To date, 101 female candidates have won primaries across the nation and are headed to the general elections in November. What’s remarkable here is that these are non-incumbent candidates.
Add these women to the roughly 20% of women who make up the 115th Congress and are running for re-election and women may have a chance at having a more meaningful say in politics.
At the start of the primary season, roughly 385 women had filed for candidacy, almost 70% of them Democrats. A female candidate could be found on the ballot in more than half of the 56 most competitive House races in the nation. And roughly half the country has yet to vote in primary elections, which run into mid-September.
According to a report by The Washington Post, there are nine female candidates expected to win their races, including eight Congressional candidates and one gubernatorial candidate.
There are 23 candidates in competitive races, which include 21 more Congressional candidates from coast to coast, a Senatorial candidate for Nevada and a gubernatorial candidate for New Mexico.

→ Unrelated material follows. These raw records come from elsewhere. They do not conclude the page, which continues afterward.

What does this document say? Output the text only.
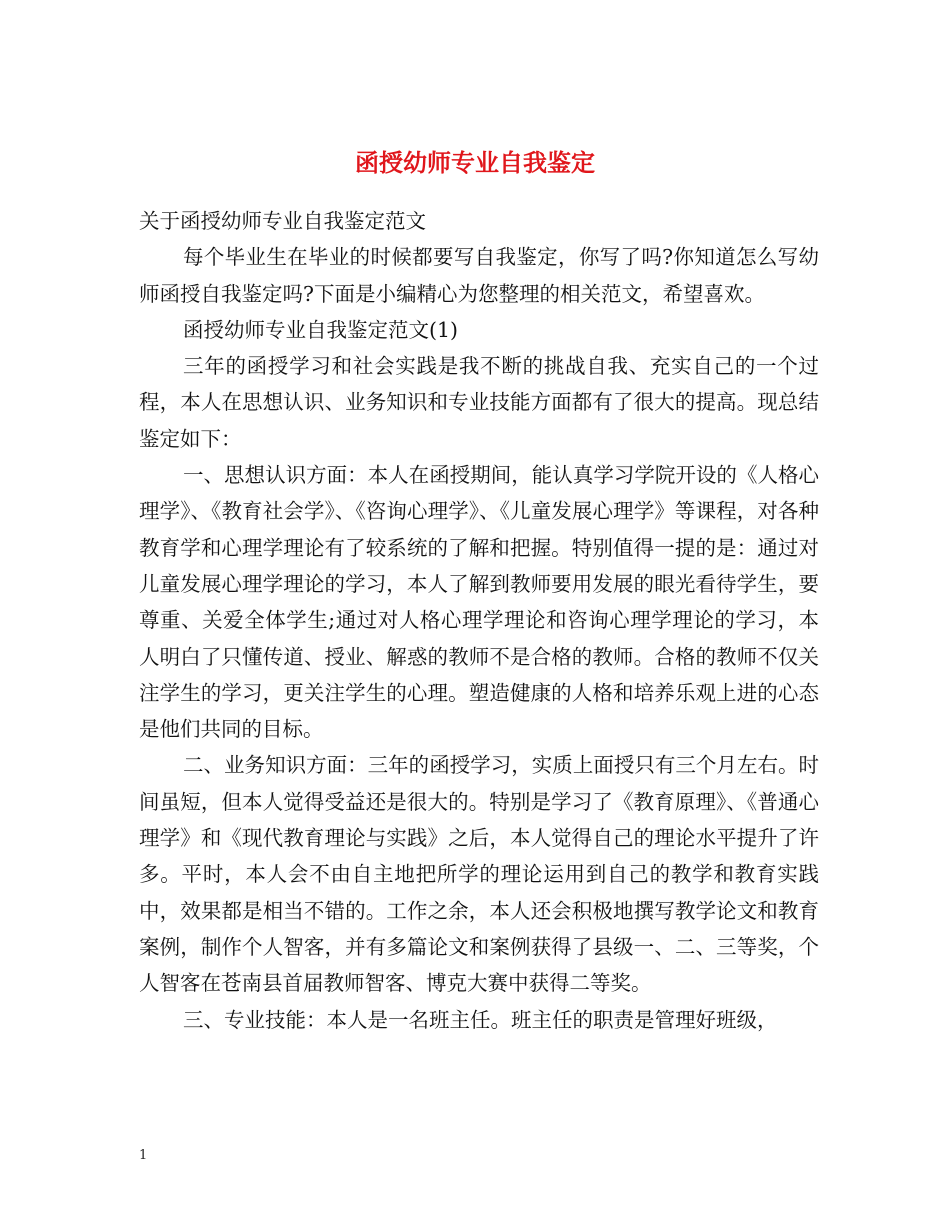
函授幼师专业自我鉴定

关于函授幼师专业自我鉴定范文

每个毕业生在毕业的时候都要写自我鉴定，你写了吗?你知道怎么写幼师函授自我鉴定吗?下面是小编精心为您整理的相关范文，希望喜欢。

函授幼师专业自我鉴定范文(1)

三年的函授学习和社会实践是我不断的挑战自我、充实自己的一个过程，本人在思想认识、业务知识和专业技能方面都有了很大的提高。现总结鉴定如下：

一、思想认识方面：本人在函授期间，能认真学习学院开设的《人格心理学》、《教育社会学》、《咨询心理学》、《儿童发展心理学》等课程，对各种教育学和心理学理论有了较系统的了解和把握。特别值得一提的是：通过对儿童发展心理学理论的学习，本人了解到教师要用发展的眼光看待学生，要尊重、关爱全体学生;通过对人格心理学理论和咨询心理学理论的学习，本人明白了只懂传道、授业、解惑的教师不是合格的教师。合格的教师不仅关注学生的学习，更关注学生的心理。塑造健康的人格和培养乐观上进的心态是他们共同的目标。

二、业务知识方面：三年的函授学习，实质上面授只有三个月左右。时间虽短，但本人觉得受益还是很大的。特别是学习了《教育原理》、《普通心理学》和《现代教育理论与实践》之后，本人觉得自己的理论水平提升了许多。平时，本人会不由自主地把所学的理论运用到自己的教学和教育实践中，效果都是相当不错的。工作之余，本人还会积极地撰写教学论文和教育案例，制作个人智客，并有多篇论文和案例获得了县级一、二、三等奖，个人智客在苍南县首届教师智客、博克大赛中获得二等奖。

三、专业技能：本人是一名班主任。班主任的职责是管理好班级，

1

Then there are an additional 69 female candidates across the country who will be on the ballot for Congress, Senate and gubernatorial elections who are not expected to win their races, according to the report.
But it’s a long road to November, and if 2016 has taught us anything, it’s that anything can happen. If any of the female candidates mentioned above are expected to win, it will be Democratic female voters who will put them in power.
What may be truly notable this year is the gender gap, according to The Cook Political Report. Early polling in this primary season showed the gender gap ranging from 11 to 17 points. That compares with recent mid-term elections where the gap has been in the single-digits. According to that report, this year could shatter that record. If women turn out the vote, and vote Democratic, as expected, it could impact election results significantly. Women traditionally make up roughly 52% of the mid-term vote. Recent polling shows women turning away from Republicans for Congress while men are expected to skew Republican this mid-term election.
There’s also been a notable gender gap in campaign donations this year. Women have accounted for 30% of all federal contributions so far, which is higher than usual, though not a record. They have contributed almost 70% to Democrats and liberal outside groups, which is also higher compared to previous cycles. By contrast, male voters have donated 48% to Democrats and liberal outside groups. But that’s a 20% gender gap – the largest since at least 1989, according to the Center for Responsive Politics.
The female Republican candidates certainly feel the fundraising pain. While Democratic female challengers can raise about 93% of what male challengers have raised, because of reasons outlined above, that’s not so for the few female Republican challengers. Female GOP challengers had only raised 22% of what their male counterparts had raised, according to a report by the Center for Responsive Politics in November 2017. But in races for Open House seats, Republican women can roughly match the fundraising efforts of their male challengers.
Female candidates across the aisle face fundraising hurdles when it comes to receiving PAC support, even for open seat campaigns. Female candidates account for about one-third of the open seat candidacies yet receive less than 20% of PAC support—further proof that it will be down to the female voter if there’s any significant shift in gender power and Democratic gains this November.